Normally a story like that would be heartwarming, but I was flooded with emotion, sadness. Why couldn't someone save my Leif, or the thousands of other people that are dying from anything but old age? Why couldn't *I* save my son?
I know that is a foolish thing to think, but I think it. I wanted to save him. I worried about him for years, prayed for him for years, not asking for anything unreasonable, just "give him a good life, give him something good to hang onto." My prayers were never answered. The worst loss happened.

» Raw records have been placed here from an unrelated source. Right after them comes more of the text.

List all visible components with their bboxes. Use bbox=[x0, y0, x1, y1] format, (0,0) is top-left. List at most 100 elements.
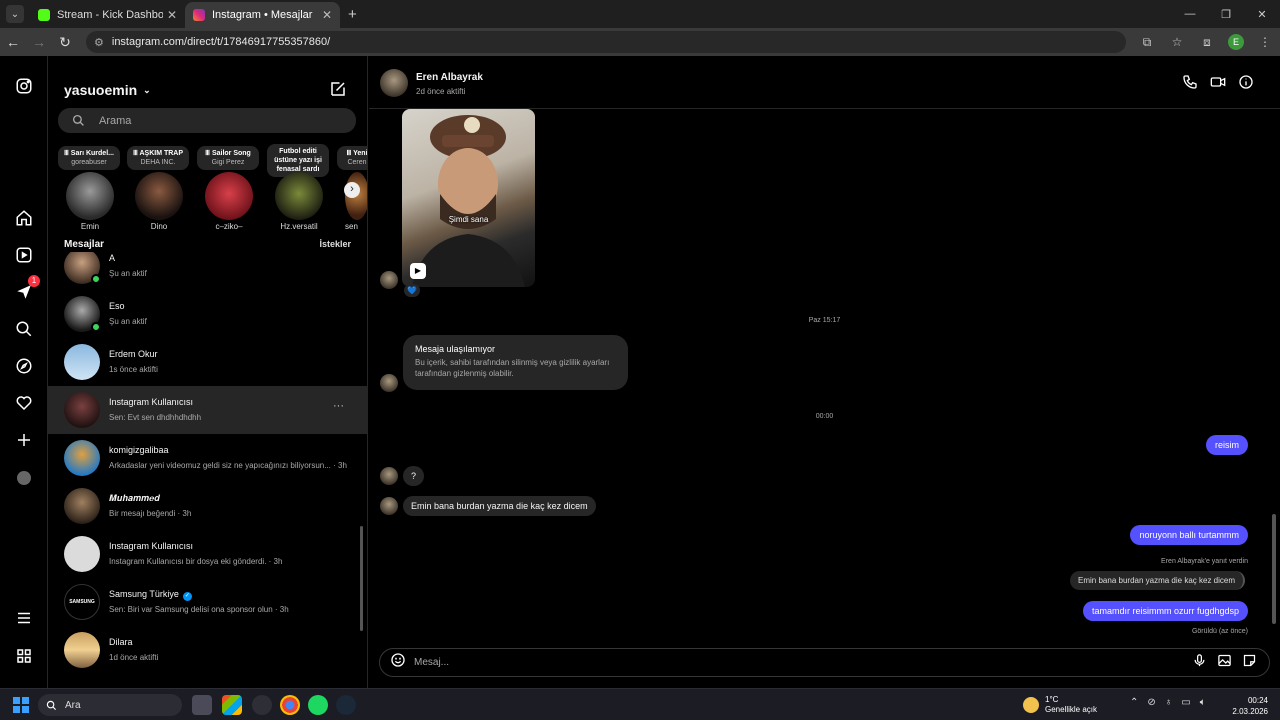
contact-name[interactable]: Eren Albayrak bbox=[416, 72, 483, 83]
conversation-row[interactable]: komigizgalibaa Arkadaslar yeni videomuz … bbox=[48, 434, 367, 482]
conversation-name: Samsung Türkiye ✓ bbox=[109, 589, 192, 601]
microphone-icon[interactable] bbox=[1192, 653, 1207, 673]
contact-avatar[interactable] bbox=[380, 69, 408, 97]
hamburger-menu-icon[interactable] bbox=[12, 606, 36, 630]
note-bubble: Ⅲ Yeni Ceren bbox=[337, 146, 367, 170]
chevron-right-icon[interactable]: › bbox=[344, 182, 360, 198]
note-username: Emin bbox=[80, 222, 100, 231]
tab-search-button[interactable]: ⌄ bbox=[6, 5, 24, 23]
conversation-row[interactable]: Instagram Kullanıcısı Instagram Kullanıc… bbox=[48, 530, 367, 578]
chevron-up-icon[interactable]: ⌃ bbox=[1130, 697, 1138, 708]
weather-text: Genellikle açık bbox=[1045, 705, 1098, 714]
search-icon[interactable] bbox=[12, 317, 36, 341]
steam-icon[interactable] bbox=[336, 695, 356, 715]
thread-scrollbar[interactable] bbox=[1272, 514, 1276, 624]
tab-title: Stream - Kick Dashboard bbox=[57, 9, 163, 21]
messages-icon[interactable]: 1 bbox=[12, 275, 40, 304]
profile-avatar[interactable]: E bbox=[1228, 34, 1244, 50]
minimize-icon[interactable]: — bbox=[1172, 0, 1208, 28]
reply-label: Eren Albayrak'e yanıt verdin bbox=[1161, 558, 1248, 565]
url-field[interactable]: ⚙ instagram.com/direct/t/178469177553578… bbox=[86, 31, 1126, 53]
create-icon[interactable] bbox=[12, 428, 36, 452]
video-call-icon[interactable] bbox=[1210, 74, 1226, 95]
reload-icon[interactable]: ↻ bbox=[52, 34, 78, 51]
tab-kick-dashboard[interactable]: Stream - Kick Dashboard ✕ bbox=[30, 2, 185, 28]
conversation-name: Eso bbox=[109, 301, 125, 311]
extensions-icon[interactable]: ⧈ bbox=[1192, 35, 1222, 50]
reel-play-icon[interactable]: ▶ bbox=[410, 263, 426, 279]
conversation-row[interactable]: Dilara 1d önce aktifti bbox=[48, 626, 367, 674]
info-icon[interactable] bbox=[1238, 74, 1254, 95]
windows-start-icon[interactable] bbox=[13, 697, 29, 713]
reaction-badge[interactable]: 💙 bbox=[404, 284, 420, 297]
home-icon[interactable] bbox=[12, 206, 36, 230]
conversation-preview: Instagram Kullanıcısı bir dosya eki gönd… bbox=[109, 557, 283, 566]
search-input[interactable]: Arama bbox=[58, 108, 356, 133]
volume-icon[interactable]: 🔈︎ bbox=[1200, 697, 1206, 708]
outgoing-message[interactable]: reisim bbox=[1206, 435, 1248, 455]
file-explorer-icon[interactable] bbox=[192, 695, 212, 715]
emoji-icon[interactable] bbox=[390, 652, 406, 673]
conversation-row[interactable]: A Şu an aktif bbox=[48, 252, 367, 290]
new-tab-button[interactable]: + bbox=[348, 6, 357, 23]
image-icon[interactable] bbox=[1217, 653, 1232, 673]
conversation-row[interactable]: Eso Şu an aktif bbox=[48, 290, 367, 338]
tab-instagram[interactable]: Instagram • Mesajlar ✕ bbox=[185, 2, 340, 28]
outgoing-message[interactable]: noruyonn ballı turtammm bbox=[1130, 525, 1248, 545]
incoming-message[interactable]: Emin bana burdan yazma die kaç kez dicem bbox=[403, 496, 596, 516]
shared-reel[interactable]: Şimdi sana ▶ bbox=[402, 109, 535, 287]
browser-menu-icon[interactable]: ⋮ bbox=[1250, 35, 1280, 49]
system-tray: ⌃ ⊘ ♁ ▭ 🔈︎ bbox=[1130, 697, 1206, 708]
online-indicator bbox=[91, 274, 101, 284]
conversation-preview: Şu an aktif bbox=[109, 269, 147, 278]
profile-avatar-icon[interactable] bbox=[12, 466, 36, 490]
store-icon[interactable] bbox=[222, 695, 242, 715]
conversation-name: komigizgalibaa bbox=[109, 445, 169, 455]
network-icon[interactable]: ⊘ bbox=[1147, 697, 1155, 708]
close-window-icon[interactable]: ✕ bbox=[1244, 0, 1280, 28]
conversation-row[interactable]: Instagram Kullanıcısı Sen: Evt sen dhdhh… bbox=[48, 386, 367, 434]
bookmark-star-icon[interactable]: ☆ bbox=[1162, 35, 1192, 49]
conversation-row[interactable]: Erdem Okur 1s önce aktifti bbox=[48, 338, 367, 386]
instagram-logo-icon[interactable] bbox=[12, 74, 36, 98]
forward-icon[interactable]: → bbox=[26, 34, 52, 50]
note-username: sen bbox=[345, 222, 358, 231]
reply-quote[interactable]: Emin bana burdan yazma die kaç kez dicem bbox=[1070, 571, 1245, 590]
app-icon[interactable] bbox=[252, 695, 272, 715]
display-icon[interactable]: ▭ bbox=[1181, 697, 1190, 708]
reels-icon[interactable] bbox=[12, 243, 36, 267]
weather-widget[interactable]: 1°C Genellikle açık bbox=[1023, 695, 1097, 715]
unavailable-body: Bu içerik, sahibi tarafından silinmiş ve… bbox=[415, 358, 610, 378]
clock[interactable]: 00:24 2.03.2026 bbox=[1232, 695, 1268, 717]
more-options-icon[interactable]: ··· bbox=[333, 400, 344, 412]
search-placeholder: Arama bbox=[99, 114, 132, 127]
phone-call-icon[interactable] bbox=[1182, 74, 1198, 95]
conversation-row[interactable]: 𝑴𝒖𝒉𝒂𝒎𝒎𝒆𝒅 Bir mesajı beğendi · 3h bbox=[48, 482, 367, 530]
taskbar-search[interactable]: Ara bbox=[38, 694, 182, 716]
site-settings-icon[interactable]: ⚙ bbox=[94, 36, 104, 49]
microphone-icon[interactable]: ♁ bbox=[1165, 697, 1173, 708]
spotify-icon[interactable] bbox=[308, 695, 328, 715]
incoming-message[interactable]: ? bbox=[403, 466, 425, 486]
apps-grid-icon[interactable] bbox=[12, 644, 36, 668]
explore-icon[interactable] bbox=[12, 354, 36, 378]
restore-icon[interactable]: ❐ bbox=[1208, 0, 1244, 28]
cast-icon[interactable]: ⧉ bbox=[1132, 35, 1162, 50]
sticker-icon[interactable] bbox=[1242, 653, 1257, 673]
unavailable-message: Mesaja ulaşılamıyor Bu içerik, sahibi ta… bbox=[403, 335, 628, 390]
new-message-icon[interactable] bbox=[329, 80, 347, 103]
outgoing-message[interactable]: tamamdır reisimmm ozurr fugdhgdsp bbox=[1082, 601, 1248, 621]
conversation-row[interactable]: SAMSUNG Samsung Türkiye ✓ Sen: Biri var S… bbox=[48, 578, 367, 626]
chat-header: Eren Albayrak 2d önce aktifti bbox=[369, 56, 1280, 109]
tab-close-icon[interactable]: ✕ bbox=[322, 8, 332, 22]
tab-close-icon[interactable]: ✕ bbox=[167, 8, 177, 22]
message-input[interactable]: Mesaj... bbox=[414, 657, 1192, 668]
heart-icon[interactable] bbox=[12, 391, 36, 415]
account-switcher[interactable]: yasuoemin ⌄ bbox=[64, 82, 151, 98]
inbox-scrollbar[interactable] bbox=[360, 526, 363, 631]
message-composer[interactable]: Mesaj... bbox=[379, 648, 1270, 677]
clock-time: 00:24 bbox=[1247, 696, 1268, 705]
back-icon[interactable]: ← bbox=[0, 34, 26, 50]
requests-link[interactable]: İstekler bbox=[319, 239, 351, 249]
chrome-icon[interactable] bbox=[280, 695, 300, 715]
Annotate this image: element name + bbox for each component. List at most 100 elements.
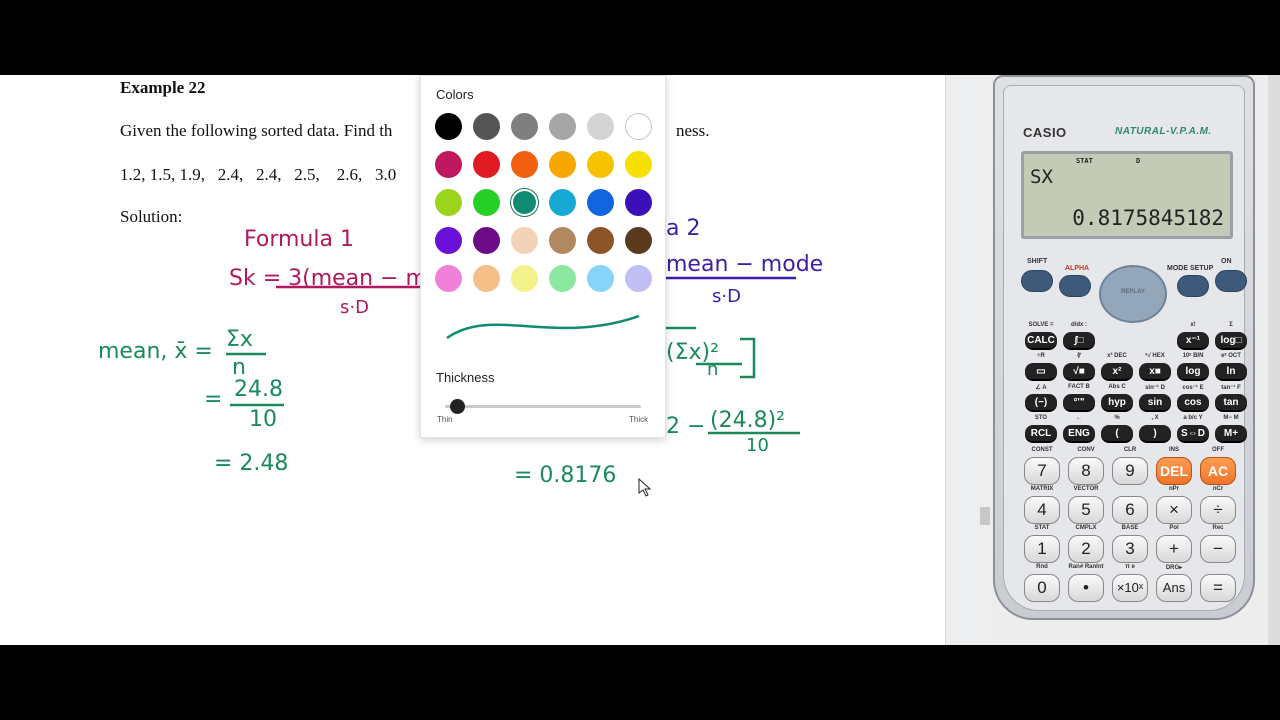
function-key[interactable]: (−): [1025, 394, 1057, 412]
color-swatch[interactable]: [511, 265, 538, 292]
number-key[interactable]: 4: [1024, 496, 1060, 524]
function-key[interactable]: (: [1101, 425, 1133, 443]
function-key[interactable]: CALC: [1025, 332, 1057, 350]
function-key[interactable]: log: [1177, 363, 1209, 381]
formula-2-denominator: s·D: [712, 286, 741, 307]
color-swatch[interactable]: [625, 227, 652, 254]
function-key[interactable]: ENG: [1063, 425, 1095, 443]
color-swatch[interactable]: [473, 227, 500, 254]
function-key[interactable]: sin: [1139, 394, 1171, 412]
color-swatch[interactable]: [435, 189, 462, 216]
color-swatch[interactable]: [587, 265, 614, 292]
function-key[interactable]: °'": [1063, 394, 1095, 412]
scrollbar-gutter[interactable]: [945, 75, 991, 645]
function-key[interactable]: cos: [1177, 394, 1209, 412]
number-key[interactable]: =: [1200, 574, 1236, 602]
number-key[interactable]: 6: [1112, 496, 1148, 524]
color-swatch[interactable]: [511, 189, 538, 216]
number-key[interactable]: 1: [1024, 535, 1060, 563]
color-swatch[interactable]: [625, 265, 652, 292]
shift-key[interactable]: [1021, 270, 1053, 292]
function-key[interactable]: ln: [1215, 363, 1247, 381]
color-swatch[interactable]: [511, 151, 538, 178]
on-key[interactable]: [1215, 270, 1247, 292]
color-swatch[interactable]: [625, 113, 652, 140]
color-swatch[interactable]: [473, 265, 500, 292]
color-swatch[interactable]: [435, 113, 462, 140]
key-shift-label: Ran# RanInt: [1068, 564, 1104, 570]
key-shift-label: CONV: [1077, 447, 1095, 453]
color-swatch[interactable]: [473, 151, 500, 178]
function-key[interactable]: ▭: [1025, 363, 1057, 381]
mode-key[interactable]: [1177, 275, 1209, 297]
thickness-slider-thumb[interactable]: [449, 399, 465, 414]
number-key[interactable]: ×10ˣ: [1112, 574, 1148, 602]
calculator-body: CASIO NATURAL-V.P.A.M. STAT D SX 0.81758…: [993, 75, 1255, 620]
number-key[interactable]: AC: [1200, 457, 1236, 485]
window-edge: [1268, 75, 1280, 645]
color-swatch[interactable]: [625, 151, 652, 178]
color-swatch[interactable]: [473, 113, 500, 140]
calculator-window: CASIO NATURAL-V.P.A.M. STAT D SX 0.81758…: [990, 75, 1280, 645]
function-key[interactable]: log□: [1215, 332, 1247, 350]
key-shift-label: INS: [1168, 447, 1179, 453]
key-shift-label: Pol: [1169, 525, 1179, 531]
key-shift-label: %: [1114, 415, 1120, 421]
key-shift-label: M− M: [1223, 415, 1239, 421]
number-key[interactable]: ÷: [1200, 496, 1236, 524]
color-swatch[interactable]: [511, 113, 538, 140]
color-swatch[interactable]: [549, 189, 576, 216]
color-swatch[interactable]: [435, 227, 462, 254]
key-shift-label: sin⁻¹ D: [1145, 385, 1165, 391]
function-key[interactable]: RCL: [1025, 425, 1057, 443]
number-key[interactable]: 3: [1112, 535, 1148, 563]
color-swatch[interactable]: [435, 151, 462, 178]
number-key[interactable]: ×: [1156, 496, 1192, 524]
color-swatch[interactable]: [549, 265, 576, 292]
function-key[interactable]: ): [1139, 425, 1171, 443]
number-key[interactable]: 7: [1024, 457, 1060, 485]
function-key[interactable]: x⁻¹: [1177, 332, 1209, 350]
color-swatch[interactable]: [435, 265, 462, 292]
number-key[interactable]: •: [1068, 574, 1104, 602]
function-key[interactable]: tan: [1215, 394, 1247, 412]
number-key[interactable]: 2: [1068, 535, 1104, 563]
number-key[interactable]: DEL: [1156, 457, 1192, 485]
key-shift-label: FACT B: [1068, 384, 1090, 390]
color-swatch[interactable]: [587, 189, 614, 216]
on-label: ON: [1221, 258, 1232, 265]
key-shift-label: Σ: [1229, 322, 1233, 328]
key-shift-label: DRG▸: [1165, 565, 1183, 571]
color-swatch[interactable]: [625, 189, 652, 216]
color-swatch[interactable]: [473, 189, 500, 216]
step-equals: =: [204, 387, 222, 412]
function-key[interactable]: √■: [1063, 363, 1095, 381]
color-swatch[interactable]: [549, 151, 576, 178]
number-key[interactable]: 0: [1024, 574, 1060, 602]
alpha-key[interactable]: [1059, 275, 1091, 297]
thickness-slider-track[interactable]: [445, 405, 641, 408]
number-key[interactable]: +: [1156, 535, 1192, 563]
degree-indicator: D: [1136, 157, 1141, 165]
function-key[interactable]: x²: [1101, 363, 1133, 381]
function-key[interactable]: S⇔D: [1177, 425, 1209, 443]
color-swatch[interactable]: [587, 151, 614, 178]
cursor-icon: [638, 477, 652, 497]
color-swatch[interactable]: [549, 227, 576, 254]
number-key[interactable]: 8: [1068, 457, 1104, 485]
function-key[interactable]: ∫□: [1063, 332, 1095, 350]
function-key[interactable]: x■: [1139, 363, 1171, 381]
function-key[interactable]: hyp: [1101, 394, 1133, 412]
number-key[interactable]: −: [1200, 535, 1236, 563]
key-shift-label: π e: [1125, 564, 1135, 570]
color-swatch[interactable]: [511, 227, 538, 254]
number-key[interactable]: 5: [1068, 496, 1104, 524]
function-key[interactable]: M+: [1215, 425, 1247, 443]
color-swatch[interactable]: [587, 113, 614, 140]
replay-dpad[interactable]: REPLAY: [1099, 265, 1167, 323]
color-swatch[interactable]: [587, 227, 614, 254]
number-key[interactable]: Ans: [1156, 574, 1192, 602]
number-key[interactable]: 9: [1112, 457, 1148, 485]
color-swatch[interactable]: [549, 113, 576, 140]
key-shift-label: x!: [1190, 322, 1196, 328]
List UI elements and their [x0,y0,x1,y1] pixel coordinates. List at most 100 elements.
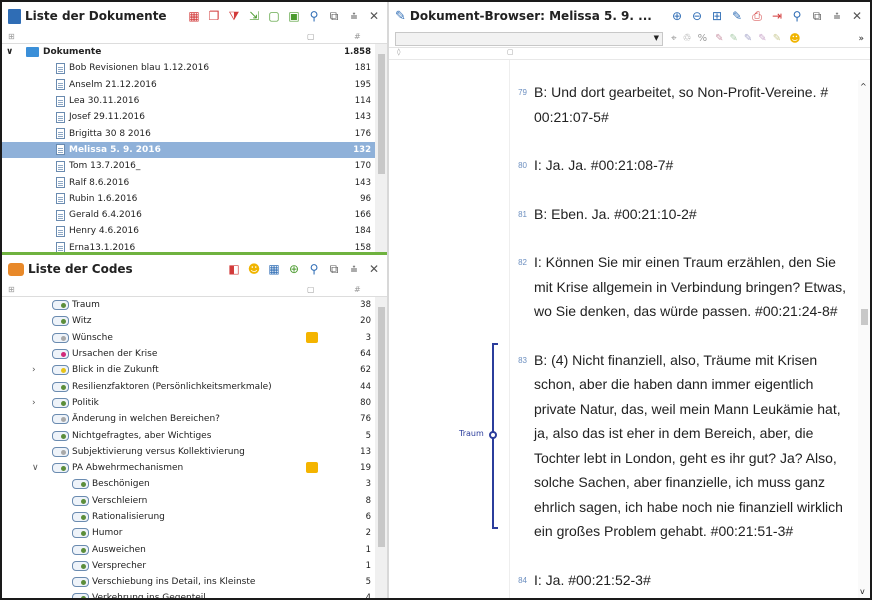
code-row[interactable]: Änderung in welchen Bereichen? 76 [2,411,387,427]
document-set-icon[interactable]: ▦ [187,9,201,23]
browser-minimize-icon[interactable]: ⩮ [830,9,844,23]
highlighter-blue-icon[interactable]: ✎ [744,33,752,44]
paragraph-text[interactable]: B: Und dort gearbeitet, so Non-Profit-Ve… [534,80,870,129]
document-row[interactable]: Josef 29.11.2016 143 [2,109,387,125]
paragraph-text[interactable]: B: (4) Nicht finanziell, also, Träume mi… [534,348,870,544]
code-count: 8 [365,495,371,506]
expand-icon[interactable]: ∨ [32,463,39,473]
document-row[interactable]: Rubin 1.6.2016 96 [2,191,387,207]
export-icon[interactable]: ⇥ [770,9,784,23]
code-row[interactable]: Subjektivierung versus Kollektivierung 13 [2,444,387,460]
new-document-icon[interactable]: ▢ [267,9,281,23]
scroll-down-icon[interactable]: v [860,587,865,596]
document-count: 184 [354,226,371,237]
browser-title: Dokument-Browser: Melissa 5. 9. ... [409,9,652,23]
more-tools-icon[interactable]: » [858,34,864,44]
emoticon-icon[interactable]: ☻ [789,32,800,45]
codes-scroll-thumb[interactable] [378,307,385,547]
zoom-out-icon[interactable]: ⊖ [690,9,704,23]
search-text-icon[interactable]: ⊞ [710,9,724,23]
highlighter-yellow-icon[interactable]: ✎ [773,33,781,44]
search-icon[interactable]: ⚲ [307,9,321,23]
new-code-icon[interactable]: ⊕ [287,262,301,276]
paragraph-text[interactable]: I: Können Sie mir einen Traum erzählen, … [534,250,870,324]
document-icon [56,242,65,252]
print-icon[interactable]: ⎙ [750,9,764,23]
code-row[interactable]: Verschleiern 8 [2,493,387,509]
code-row[interactable]: Ausweichen 1 [2,541,387,557]
minimize-icon[interactable]: ⩮ [347,9,361,23]
code-row[interactable]: Nichtgefragtes, aber Wichtiges 5 [2,427,387,443]
browser-close-icon[interactable]: ✕ [850,9,864,23]
close-icon[interactable]: ✕ [367,9,381,23]
highlighter-purple-icon[interactable]: ✎ [758,33,766,44]
highlighter-green-icon[interactable]: ✎ [730,33,738,44]
browser-scroll-thumb[interactable] [861,309,868,325]
document-row[interactable]: Melissa 5. 9. 2016 132 [2,141,387,159]
document-row[interactable]: Bob Revisionen blau 1.12.2016 181 [2,60,387,76]
collapse-icon[interactable]: ∨ [6,47,20,57]
document-row[interactable]: Erna13.1.2016 158 [2,240,387,252]
browser-scrollbar[interactable]: ^ v [858,80,870,598]
in-vivo-code-icon[interactable]: ♲ [683,33,692,44]
documents-scroll-thumb[interactable] [378,54,385,174]
emoticode-icon[interactable]: ☻ [247,262,261,276]
remove-code-icon[interactable]: % [698,33,708,44]
memo-icon[interactable] [306,461,318,473]
codes-scrollbar[interactable] [375,297,387,598]
code-row[interactable]: Ursachen der Krise 64 [2,346,387,362]
highlighter-red-icon[interactable]: ✎ [715,33,723,44]
coding-stripe-node[interactable] [489,431,497,439]
code-row[interactable]: › Politik 80 [2,395,387,411]
codes-count-column-icon: # [354,285,361,294]
new-document-group-icon[interactable]: ▣ [287,9,301,23]
documents-scrollbar[interactable] [375,44,387,252]
document-row[interactable]: Lea 30.11.2016 114 [2,93,387,109]
code-set-icon[interactable]: ◧ [227,262,241,276]
document-row[interactable]: Ralf 8.6.2016 143 [2,174,387,190]
document-row[interactable]: Gerald 6.4.2016 166 [2,207,387,223]
scroll-up-icon[interactable]: ^ [860,82,867,91]
undock-icon[interactable]: ⧉ [327,9,341,23]
document-row[interactable]: Tom 13.7.2016_ 170 [2,158,387,174]
code-with-new-code-icon[interactable]: ⌖ [671,33,677,44]
expand-icon[interactable]: › [32,365,36,375]
code-row[interactable]: Witz 20 [2,313,387,329]
edit-mode-icon[interactable]: ✎ [730,9,744,23]
code-dropdown[interactable]: ▼ [395,31,663,46]
code-row[interactable]: Beschönigen 3 [2,476,387,492]
browser-search-icon[interactable]: ⚲ [790,9,804,23]
paragraph-text[interactable]: B: Eben. Ja. #00:21:10-2# [534,202,870,227]
coding-stripe-label[interactable]: Traum [459,429,484,438]
code-row[interactable]: Rationalisierung 6 [2,509,387,525]
document-row[interactable]: Anselm 21.12.2016 195 [2,77,387,93]
documents-root-row[interactable]: ∨ Dokumente 1.858 [2,44,387,60]
minimize-codes-icon[interactable]: ⩮ [347,262,361,276]
filter-document-icon[interactable]: ⧩ [227,9,241,23]
undock-codes-icon[interactable]: ⧉ [327,262,341,276]
import-document-icon[interactable]: ⇲ [247,9,261,23]
document-row[interactable]: Henry 4.6.2016 184 [2,223,387,239]
expand-icon[interactable]: › [32,398,36,408]
paragraph-text[interactable]: I: Ja. #00:21:52-3# [534,568,870,593]
code-row[interactable]: Verkehrung ins Gegenteil 4 [2,590,387,598]
close-codes-icon[interactable]: ✕ [367,262,381,276]
document-row[interactable]: Brigitta 30 8 2016 176 [2,125,387,141]
code-row[interactable]: Wünsche 3 [2,330,387,346]
paragraph-text[interactable]: I: Ja. Ja. #00:21:08-7# [534,153,870,178]
code-matrix-icon[interactable]: ▦ [267,262,281,276]
search-codes-icon[interactable]: ⚲ [307,262,321,276]
browser-undock-icon[interactable]: ⧉ [810,9,824,23]
code-row[interactable]: Versprecher 1 [2,558,387,574]
code-row[interactable]: Humor 2 [2,525,387,541]
code-label: Blick in die Zukunft [72,365,159,376]
code-row[interactable]: ∨ PA Abwehrmechanismen 19 [2,460,387,476]
memo-icon[interactable] [306,331,318,343]
paragraph-line: B: Eben. Ja. #00:21:10-2# [534,205,697,222]
code-row[interactable]: Resilienzfaktoren (Persönlichkeitsmerkma… [2,378,387,394]
code-row[interactable]: Verschiebung ins Detail, ins Kleinste 5 [2,574,387,590]
code-row[interactable]: › Blick in die Zukunft 62 [2,362,387,378]
code-row[interactable]: Traum 38 [2,297,387,313]
zoom-in-icon[interactable]: ⊕ [670,9,684,23]
copy-document-icon[interactable]: ❐ [207,9,221,23]
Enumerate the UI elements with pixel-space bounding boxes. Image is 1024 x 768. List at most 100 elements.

People who are spared from some tragedy, or saved from death, talk about how their prayers were answered. Or is it just luck and coincidence? Why are some prayers worth answering and not others? There doesn't seem to be an discernible pattern to me. Just imagine people in a war, how many of them must be praying for their safety and that of their loved ones, but people still die, prayers or not.
One of my friends who lost a son to suicide with a gun four years ago says that he never knows what will suddenly set off a flood of emotions and bring tears to his eyes, that something as simple as seeing young people perform at church will make him remember his son performing and bring it on. I've found he's right. Just watching the news and seeing the report about that toddler made me sad. I should have been happy for the family, but no, I was just unhappy that my son wasn't here.
The week dragged on. I had been a lot better the week before and I didn't see why the toddler story was still affecting me like that. I should have been happy anticipating seeing Peter Anthony next week. Peter was feeling down, too, but it wasn't the toddler story affecting him. I couldn't figure out what was eating away at us.
Then last night it struck me. I knew I had found the reason when I really cried hard. It was precisely because Peter A. is coming, because it brings home the fact that Leif ISN'T coming, that he will never be coming.
It was a sad night, but I seem to have gotten past it now and can look forward to seeing Peter A., be thankful for my wonderful son without feeling the loss of his brother so sharply.
Before this, I never really understood why women who have lost children have a hard time being around children, but now I understand.
Before this, I always thought counting my blessings would keep me on an even keel and help me to realize, not just intellectually, but emotionally, how fortunate I am in so many ways. However, in this past week and past year, I have come to realize that no matter how many times I count my blessings, and realize them and am grateful for them, they don't take away the loss and hurt that comes back in waves from time to time. It's like someone who has everything else they always had but loses their sight. They can be immensely grateful for all they have, but those things don't take away the tremendous loss.
I thought that after a year things would get easier, a lot easier than they have.
And yet, there are days when the sadness subsides.
And we have our Peter Anthony to see. How we look forward to that.
This photo of Leif was taken in Japan in the fall of 1982, featuring his brand new front teeth.